A lot of people wonder how I can expose myself to people so blatantly. - Joanna Priestley
(December 30, 1994, St. Paul, MN) - Animation can be as simple as a humanoid blob drawn on an index card. But what would you have that blob say and do? If you're solo animator Joanna Priestley of Portland, Oregon, the answers are endlessly inventive, honest, and thought-provoking. As evidenced in POINT OF VIEW, the second program in the Independent Television Service series, ANIMATED WOMEN, Priestley draws an innocently intoxicating bead on the human condition in her refreshing cinema of comedy and intimacy.
The ANIMATED WOMEN series continues with this whimsical look at the work of Priestley. POINT OF VIEW gives us an appreciation of her highly noncommercial, frankly feminist, and very funny world view. We visit Priestley in her studio and on the houseboat where she lives. Born in 1950, she's a child of the baby-boomer generation, who can direct a lot of humor at herself and her fellow boomers.
She obviously enjoys provoking "ahas!" of recognition for the foibles we all share in trying to struggle with the big questions. Her Voices (1984) pokes fun at fears of all shapes and sizes, from fear of the dark to fear of growing old, from anxieties about pestilence and global famine to a horror of weight gain to a distrust of strangers. The face that goes with the voice is the artist's own, drawn to look like a comic-strip character, and Priestley admits the narrator of Voices "could be me, symbolically."
A later work, All My Relations (1990), similarly makes light of the changing nature of adult relationships. Clever and incisive, Joanna Priestley's films aim to allow anyone who's up to a little soul-searching to laugh at herself or himself.
The last film in the trilogy of works shown in Program Two, GROWN UP (1993), takes on the pains and pangs of middle age. An animated lament at the indignity of turning forty, it chronicles the inevitable changes that accompany that passage, including body unreliability, accumulated responsibilities, loss of friends and family, and greater confidence and creativity.
Priestley went to Cal Arts, the mecca for U.S. animators, but even before that she'd already made her first animated film, using index cards and rubber stamps, while running a small rubber-stamp company to support herself.
After trying all the high-technology available through the program at Cal Arts, including sand animation and computer animation, she moved back to Oregon and reverted to what was accessible--and cheap. She still uses standard index cards registered on a drawing table with a hole cut in it, and a portable fluorescent light tube behind to photograph her work.
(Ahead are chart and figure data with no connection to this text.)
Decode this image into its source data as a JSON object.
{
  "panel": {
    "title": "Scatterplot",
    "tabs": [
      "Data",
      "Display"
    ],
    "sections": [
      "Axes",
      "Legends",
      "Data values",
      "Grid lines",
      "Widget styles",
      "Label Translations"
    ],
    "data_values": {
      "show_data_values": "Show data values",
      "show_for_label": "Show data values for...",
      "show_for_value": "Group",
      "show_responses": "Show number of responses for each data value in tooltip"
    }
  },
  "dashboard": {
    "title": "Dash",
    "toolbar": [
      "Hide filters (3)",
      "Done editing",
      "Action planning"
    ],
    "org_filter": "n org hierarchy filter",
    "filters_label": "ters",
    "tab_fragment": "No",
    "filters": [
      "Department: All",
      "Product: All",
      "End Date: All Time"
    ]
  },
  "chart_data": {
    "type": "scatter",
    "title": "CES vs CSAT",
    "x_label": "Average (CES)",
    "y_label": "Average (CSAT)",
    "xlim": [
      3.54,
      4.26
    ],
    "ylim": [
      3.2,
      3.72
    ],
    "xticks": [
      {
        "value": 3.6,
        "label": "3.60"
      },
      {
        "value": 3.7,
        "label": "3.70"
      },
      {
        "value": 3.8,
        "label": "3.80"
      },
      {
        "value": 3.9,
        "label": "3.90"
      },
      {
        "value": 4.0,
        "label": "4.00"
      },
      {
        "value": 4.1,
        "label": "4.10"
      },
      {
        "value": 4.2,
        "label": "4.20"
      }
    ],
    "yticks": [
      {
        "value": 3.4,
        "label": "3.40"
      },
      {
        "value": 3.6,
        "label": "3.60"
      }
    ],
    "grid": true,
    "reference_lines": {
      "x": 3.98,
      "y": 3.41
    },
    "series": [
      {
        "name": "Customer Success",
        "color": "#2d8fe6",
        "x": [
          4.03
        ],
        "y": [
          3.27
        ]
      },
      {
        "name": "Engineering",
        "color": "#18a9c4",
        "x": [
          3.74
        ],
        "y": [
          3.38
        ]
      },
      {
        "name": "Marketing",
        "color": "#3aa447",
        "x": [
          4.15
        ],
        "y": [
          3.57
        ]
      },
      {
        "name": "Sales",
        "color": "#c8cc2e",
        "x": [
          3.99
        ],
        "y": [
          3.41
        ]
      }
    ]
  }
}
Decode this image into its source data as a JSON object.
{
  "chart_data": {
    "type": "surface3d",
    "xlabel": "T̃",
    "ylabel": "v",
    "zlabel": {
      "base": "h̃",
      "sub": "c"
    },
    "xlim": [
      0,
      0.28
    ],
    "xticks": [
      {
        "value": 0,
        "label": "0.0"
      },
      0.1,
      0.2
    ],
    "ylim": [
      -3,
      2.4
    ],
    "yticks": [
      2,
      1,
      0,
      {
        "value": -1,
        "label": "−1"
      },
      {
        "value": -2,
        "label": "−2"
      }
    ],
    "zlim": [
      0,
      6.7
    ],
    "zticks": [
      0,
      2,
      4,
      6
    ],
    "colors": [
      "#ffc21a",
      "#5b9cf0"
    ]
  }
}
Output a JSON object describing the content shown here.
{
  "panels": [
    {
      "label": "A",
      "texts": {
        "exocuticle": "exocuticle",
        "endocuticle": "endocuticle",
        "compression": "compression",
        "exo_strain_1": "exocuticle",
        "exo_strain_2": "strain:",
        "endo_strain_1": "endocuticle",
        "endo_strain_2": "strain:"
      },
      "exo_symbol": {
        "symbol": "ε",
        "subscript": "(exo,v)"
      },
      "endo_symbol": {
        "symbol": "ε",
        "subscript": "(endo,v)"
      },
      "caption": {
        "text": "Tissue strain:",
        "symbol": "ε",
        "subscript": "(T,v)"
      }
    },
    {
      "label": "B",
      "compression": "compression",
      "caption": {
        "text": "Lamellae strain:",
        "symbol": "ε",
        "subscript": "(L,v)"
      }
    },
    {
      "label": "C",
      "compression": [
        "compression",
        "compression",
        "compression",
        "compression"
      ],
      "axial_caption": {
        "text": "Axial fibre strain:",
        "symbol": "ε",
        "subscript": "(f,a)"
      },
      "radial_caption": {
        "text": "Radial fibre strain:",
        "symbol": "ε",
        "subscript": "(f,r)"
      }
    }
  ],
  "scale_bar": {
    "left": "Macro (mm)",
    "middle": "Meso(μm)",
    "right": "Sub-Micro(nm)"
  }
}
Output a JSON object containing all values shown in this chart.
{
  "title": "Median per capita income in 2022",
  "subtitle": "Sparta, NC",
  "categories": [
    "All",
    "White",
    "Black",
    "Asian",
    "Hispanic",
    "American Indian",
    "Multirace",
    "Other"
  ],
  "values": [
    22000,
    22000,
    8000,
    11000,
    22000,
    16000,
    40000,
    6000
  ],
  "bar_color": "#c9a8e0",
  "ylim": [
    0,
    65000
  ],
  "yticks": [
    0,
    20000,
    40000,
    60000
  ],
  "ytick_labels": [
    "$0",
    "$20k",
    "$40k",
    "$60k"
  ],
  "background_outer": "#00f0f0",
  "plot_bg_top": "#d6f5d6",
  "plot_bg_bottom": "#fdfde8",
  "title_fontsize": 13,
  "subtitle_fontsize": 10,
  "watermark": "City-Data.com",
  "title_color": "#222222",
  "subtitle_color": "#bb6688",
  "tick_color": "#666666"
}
Her stand sports a camera she found in a thrifty ad in the paper, cast off by a commercial artist who tried animation and didn't like it.
Series producer Patty Wineapple says, "What's interesting about animators is that they're almost self-sufficient. In Joanna Priestley's case, she does everything herself but the sound. She creates the work, she shoots it, she edits it."
Despite the simplicity of this set-up, Joanna Priestley likes to challenge herself with a new technical innovation in every film. In Grown Up, for example, she experimented with animating her own hands along with the artwork. "You're seeing my hands animate while the artwork is animating at the same time," she explains.
The moving elements have to be timed and coordinated to coincide with sound -- her own voice in the case of GROWN UP. Sound conveys immense importance to her, equal to the importance of the images, she says.
Priestley clearly has done the hard work, struggling with herself and distilling that struggle into her own humorous philosophy of life. "From my perspective, it's a long evolutionary process where it may start with an extremely personal idea, but once you end up co-writing it with someone else, and spending maybe six months on script and several months designing a film and then a year and a half creating the artwork and shooting the film, it no longer is so personal. So by the time I'm standing up in front of the audience at a premiere, it doesn't feel personal at all to me."
Priestley revels in animation's rich sense of possibility. "One of the best things about the art form, it's completely free. It combines all the other art forms: sculpture, painting, drawing, dance, choreography, theater, literature," she says. "Because it's considered peripheral, even though it is important - to me, anyway - you can go anywhere and do anything with it."
ANIMATED WOMEN is a three-part public television series produced by Side-Kicks Productions (Patty Wineapple, producer; Sybil DelGaudio, director) for the Independent Television Service (ITVS) with funds provided by the Corporation for Public Broadcasting.